To those who think the British constitutional monarchy system is a great guarantor of freedom, surely this shows it up for the emptiness that it is. The government has restricted free speech around the Olympics. Why? Well to protect the official sponsors, because they can’t possibly have a small local café selling muffins under a sign not using the logo saying “Olympic Muffins”.   Conversely, no airline other than British Airways can advertise "fly to London for the Olympics", which is patently absurd.
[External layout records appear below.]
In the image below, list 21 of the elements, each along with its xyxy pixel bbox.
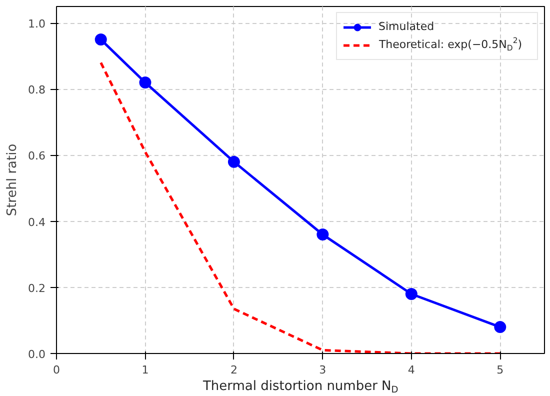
y-tick-label: 0.8	[28, 84, 46, 97]
point	[405, 288, 418, 300]
point	[94, 34, 107, 46]
y-tick-label: 0.6	[28, 150, 46, 163]
y-tick-label: 0.2	[28, 282, 46, 295]
x-tick-label: 2	[230, 364, 238, 376]
point	[139, 76, 152, 88]
x-tick-label: 1	[142, 364, 149, 376]
point	[316, 228, 329, 241]
y-tick-label: 0.4	[28, 216, 46, 229]
point	[494, 321, 506, 334]
y-tick-label: 0.0	[28, 348, 46, 361]
point	[228, 156, 240, 168]
x-tick-label: 5	[496, 364, 504, 376]
legend-label: Simulated	[378, 20, 434, 33]
y-axis-title: Strehl ratio	[5, 144, 20, 216]
x-tick-label: 3	[319, 364, 326, 376]
y-tick-label: 1.0	[28, 18, 46, 31]
x-tick-label: 4	[408, 364, 415, 376]
x-tick-label: 0	[53, 364, 60, 376]
line-series	[100, 61, 502, 354]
This overbearing, corporatist nastiness is exactly the sort of bullying that anti-capitalist protestors rightfully condemn. It’s not free market capitalism to pass laws so that sponsors don’t just register trademarks, but prohibit the use of general phrases and descriptions. So on that I’m with the protestors. 
 
How can any politician in the House of Commons hold his or her head up high and say it’s ok to pass laws restricting public usage of words that are NOT brands. I can’t say “Summer 2012” without it being seen as some insidious attempt to undermine the sponsorship of the Olympics.  To his credit, Mayor Boris Johnson has called overzealous policing of sponsorship as “insanity”, which should hopefully take the sting off the tail of cops who see new laws as a chance to grab some new criminals. Hopefully it means that some local businesses who have contributed in taxes for this grand event wont face prosecution for using words from common usage. He has pointed out the suburb of west London called Olympia and how absurd it should be if businesses around there with that name might be forced to change. Sponsors who use such laws to beat up on smaller businesses who are not using their logos and who are not claiming to be official sponsors should themselves face the opprobrium of the public. It’s not your language, taxpayers are the biggest sponsors of these Olympics. Just because you have convinced a bunch of lilly-livered politicians and gutless bureaucrats to pass laws to restrict free speech, doesn’t mean it is right. For if the Olympics has a spell of petty bullying from bureaucrats, Police and lawyers from sponsors forcing people to not use verboten words, then it deserves to be accompanied by moaning. Britain should no more be beholden to rampant corporatism, than it should be to rampant statism. 

Ironically, there has been one freedom granted - Sunday opening hours, which are currently heavily restricted for shops over a certain size, have been abolished for the period of the Games.   However, Britain doesn't have a Government sufficiently committed to economic growth to allow this to continue, as City AM's Allister Heath bemoans.